Auch die Automobilhersteller haben die aufgrund der weltweiten Halbleiterknappheit entstandenen Probleme überwunden. Laut Industrial Production Index der Fed lag die Kraftfahrzeugproduktion im Juli sogar über dem Niveau vor der Pandemie.

Rückgang der Arbeitslosigkeit

Nach einem Jahr zahlreicher schlechter Nachrichten im Hinblick auf Inflation und die ihr zugrunde liegenden angebotsseitigen Faktoren gibt es jetzt eine Reihe positiver Neuigkeiten. Und obwohl niemand behaupten würde, dass sich die geldpolitische Entscheidungsfindung auf Daten aus nur zwei Monaten stützen sollte, ist es doch erwähnenswert, dass sich auch die Inflationserwartungen abgeschwächt haben: Sowohl der Consumer Sentiment Index der University of Michigan als auch der Survey of Consumer Expectations der Fed präsentierten sich im Juli rückläufig.

Die Standardrechtfertigung für die geldpolitische Straffung der Fed lautet, dass diese notwendig sei, um einen Zyklus sich selbst erfüllender Erwartungen zu verhindern, im Rahmen dessen Arbeitnehmer und Unternehmen eine höhere Inflation erwarten und darum Löhne und Preise entsprechend anpassen. Dies kann jedoch nicht geschehen, wenn die Inflationserwartungen sinken, wie es derzeit der Fall ist.

Einige Analysten vertreten die Auffassung, dass die USA eine lange Phase höherer Arbeitslosigkeit benötigen würden, um die Inflation wieder auf das Zielniveau der Fed zu bringen. Diese Argumente beruhen auf den Standardmodellen der Phillips-Kurve. Tatsache ist jedoch, dass Inflation und Phillips-Kurve (die von einem umgekehrt proportionalen Verhältnis zwischen Inflation und Arbeitslosigkeit ausgeht) getrennte Wege eingeschlagen haben. Schließlich war der drastische Anstieg der Inflation im vergangenen Jahr nicht auf einen plötzlichen starken Rückgang der Arbeitslosigkeit zurückzuführen, und die jüngste Verlangsamung des Lohn- und Preisanstiegs lässt sich nicht mit hoher Arbeitslosigkeit erklären.

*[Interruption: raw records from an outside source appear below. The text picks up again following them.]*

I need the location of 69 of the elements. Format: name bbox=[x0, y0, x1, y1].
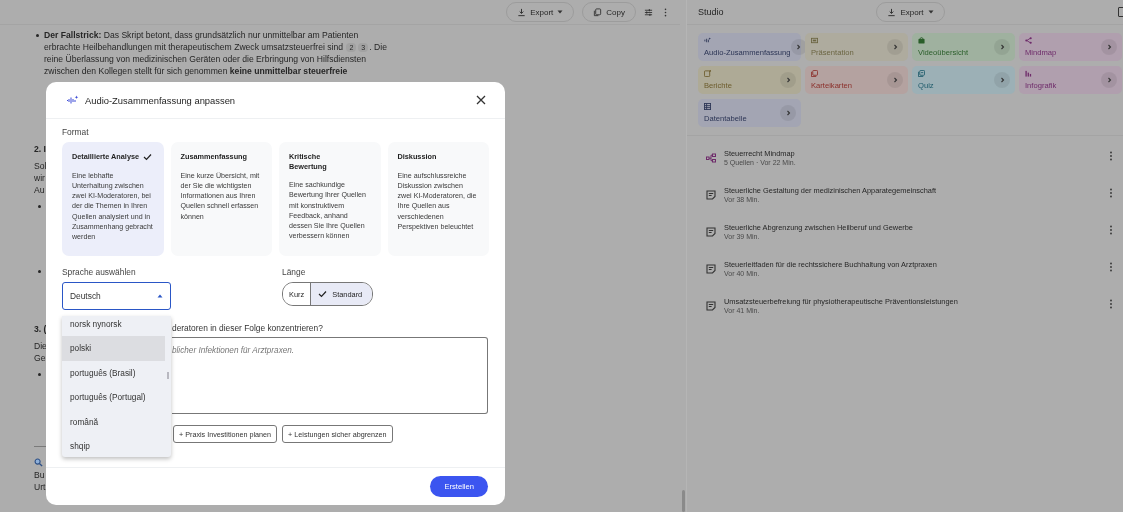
section-heading: 2. I bbox=[34, 144, 46, 154]
body-text: Urt bbox=[34, 482, 46, 492]
body-text: Die bbox=[34, 341, 47, 351]
report-icon bbox=[704, 70, 711, 77]
chevron-icon[interactable] bbox=[994, 39, 1010, 55]
more-icon[interactable] bbox=[1108, 151, 1114, 161]
more-icon[interactable] bbox=[1108, 299, 1114, 309]
sparkle-icon bbox=[66, 94, 79, 106]
caret-icon bbox=[927, 10, 934, 14]
section-label: Format bbox=[62, 127, 90, 137]
bar-chart-icon bbox=[1025, 70, 1032, 77]
note-icon bbox=[706, 190, 716, 200]
language-option[interactable]: polski bbox=[62, 336, 165, 361]
chevron-icon[interactable] bbox=[780, 105, 796, 121]
flashcards-icon bbox=[811, 70, 818, 77]
bullet-icon bbox=[38, 204, 41, 208]
dialog-title: Audio-Zusammenfassung anpassen bbox=[85, 94, 237, 106]
language-option[interactable]: română bbox=[62, 409, 165, 434]
chevron-icon[interactable] bbox=[994, 72, 1010, 88]
language-option[interactable]: norsk nynorsk bbox=[62, 316, 165, 336]
more-icon[interactable] bbox=[1108, 225, 1114, 235]
note-icon bbox=[706, 227, 716, 237]
note-icon bbox=[706, 264, 716, 274]
slides-icon bbox=[811, 37, 818, 44]
chevron-icon[interactable] bbox=[887, 39, 903, 55]
sparkle-icon bbox=[704, 37, 711, 44]
mindmap-icon bbox=[706, 153, 716, 163]
chevron-icon[interactable] bbox=[790, 39, 807, 55]
scrollbar[interactable] bbox=[167, 372, 169, 379]
bullet-icon bbox=[36, 34, 39, 37]
field-label: Sprache auswählen bbox=[62, 267, 137, 277]
chevron-icon[interactable] bbox=[1101, 72, 1117, 88]
mindmap-icon bbox=[1025, 37, 1032, 44]
more-icon[interactable] bbox=[1108, 188, 1114, 198]
quiz-icon bbox=[918, 70, 925, 77]
caret-icon bbox=[157, 294, 163, 298]
tune-icon[interactable] bbox=[644, 7, 653, 17]
section-heading: 3. ( bbox=[34, 324, 47, 334]
download-icon bbox=[887, 7, 897, 17]
note-icon bbox=[706, 301, 716, 311]
field-label: deratoren in dieser Folge konzentrieren? bbox=[172, 323, 324, 333]
language-select[interactable]: Deutsch bbox=[62, 282, 171, 310]
bullet-icon bbox=[38, 372, 41, 376]
language-option[interactable]: português (Portugal) bbox=[62, 385, 165, 410]
language-option[interactable]: shqip bbox=[62, 434, 165, 457]
search-icon bbox=[34, 457, 43, 467]
chevron-icon[interactable] bbox=[780, 72, 796, 88]
body-text: Au bbox=[34, 185, 45, 195]
table-icon bbox=[704, 103, 711, 110]
chevron-icon[interactable] bbox=[1101, 39, 1117, 55]
body-text: wir bbox=[34, 173, 45, 183]
caret-icon bbox=[557, 10, 564, 14]
scrollbar[interactable] bbox=[681, 490, 685, 512]
language-option[interactable]: português (Brasil) bbox=[62, 360, 165, 385]
video-icon bbox=[918, 37, 925, 44]
download-icon bbox=[517, 7, 527, 17]
body-text: Sol bbox=[34, 161, 47, 171]
copy-icon bbox=[593, 7, 603, 17]
body-text: Bu bbox=[34, 470, 45, 480]
body-text: Ge bbox=[34, 353, 46, 363]
check-icon bbox=[318, 290, 328, 298]
close-icon[interactable] bbox=[475, 94, 487, 106]
check-icon bbox=[143, 152, 153, 161]
focus-field[interactable]: blicher Infektionen für Arztpraxen. bbox=[172, 337, 488, 414]
field-label: Länge bbox=[282, 267, 307, 277]
chevron-icon[interactable] bbox=[887, 72, 903, 88]
panel-title: Studio bbox=[698, 7, 725, 17]
bullet-icon bbox=[38, 269, 41, 273]
more-icon[interactable] bbox=[1108, 262, 1114, 272]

In Anbetracht der jüngsten Daten wäre es unverantwortlich, wenn die Fed im blinden Glauben an die anhaltende Relevanz der Phillips-Kurve absichtlich eine viel höhere Arbeitslosigkeit schaffen würde. Politische Entscheidungen werden immer unter ungewissen Bedingungen getroffen, und jetzt ist die Ungewissheit besonders groß. Angesichts der sich bereits abschwächenden Inflation und der Inflationserwartungen sollte die Fed dem mit weiterer geldpolitischer Straffung verbundenen Abwärtsrisiko mehr Bedeutung beimessen: nämlich dass sie damit eine bereits angeschlagene US-Wirtschaft in die Rezession stürzen würde. Das sollte für die Fed Grund genug sein, diesen Monat hinsichtlich weiterer Zinserhöhungen eine Pause einzulegen.


*Joseph E. Stiglitz ist Wirtschaftsnobelpreisträger, Universitätsprofessor an der Columbia University und Mitglied der Unabhängigen Kommission für die Reform der internationalen Unternehmensbesteuerung. Dean Baker ist stellvertretender Direktor des Center for Economic and Policy Research in Washington, DC.